The market for these loans is on the rise, because sometimes banks aren’t as helpful as they used to be, when it comes to small loans. There was once a time that if you were in a bit of a jam you could wander into your local bank, speak to the manager and work something out for your short term problem. Now, if you don’t want to borrow at least $5,000, you can get turned away for not having enough return on investment potential.
And so, these people who are in a temporary cash crisis are turning to the payday micro-loans for help.
One of the other main reasons that these types of loans are going through a boom is that they are so quick. Most places offer same day payments, meaning borrowers can make payments or pay bills without the potential risk of missing payments and incurring default fees.

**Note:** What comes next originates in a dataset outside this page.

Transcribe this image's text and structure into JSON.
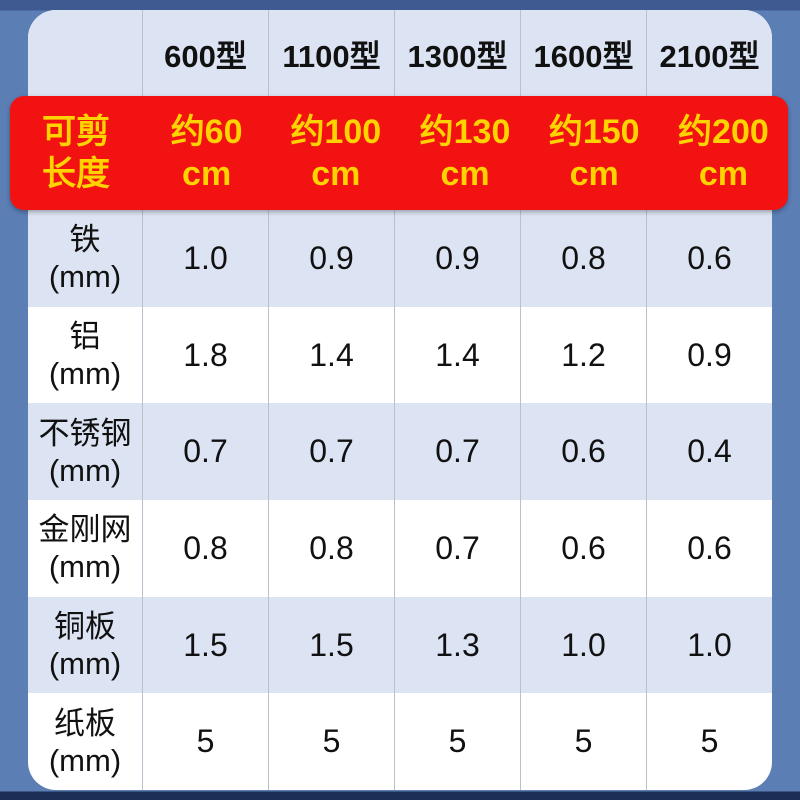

The potential borrower logs onto the payday loan website, fills out a form and gets sent a contract. Most places have a paperless service, which means that you don’t need to print or fax anything. Once all the online paperwork is done, the money gets direct credited to your account, and then, when the money is due back, it gets direct debited out of the borrower’s account.
The reason I called them a micro loan is because the loan period for most of these companies is a maximum of around 40 days. That means, borrowers that get paid monthly will have to pay it all back on their next pay, those who get paid fortnightly will get two repayment dates, and the borrowers paid weekly can get up to 4 repayments. Being offered more repayments isn’t exactly a good thing, though: the longer the loan, the more interest you will be paying, and so paying it back as soon as possible is the best way to get the most out of a fast easy payday loan.
The thing that gets most people upset about this type of loan is the interest rates that are charged. Interest rates are always stated for yearlong periods and that makes these loans look ridiculous with some companies having rates over 600%. But when you take into account the fact that such loans are only a maximum of just over a month, then the rates start to make sense. If they were to charge rates like a mortgage, then they wouldn’t make money over the processing fee.
These micro payday loans are still trying to cement their place in the financing world; if the current trend continues then they shouldn’t have too much trouble in becoming a standard financial service that is recognised as safe, convenient and affordable, when used responsibly.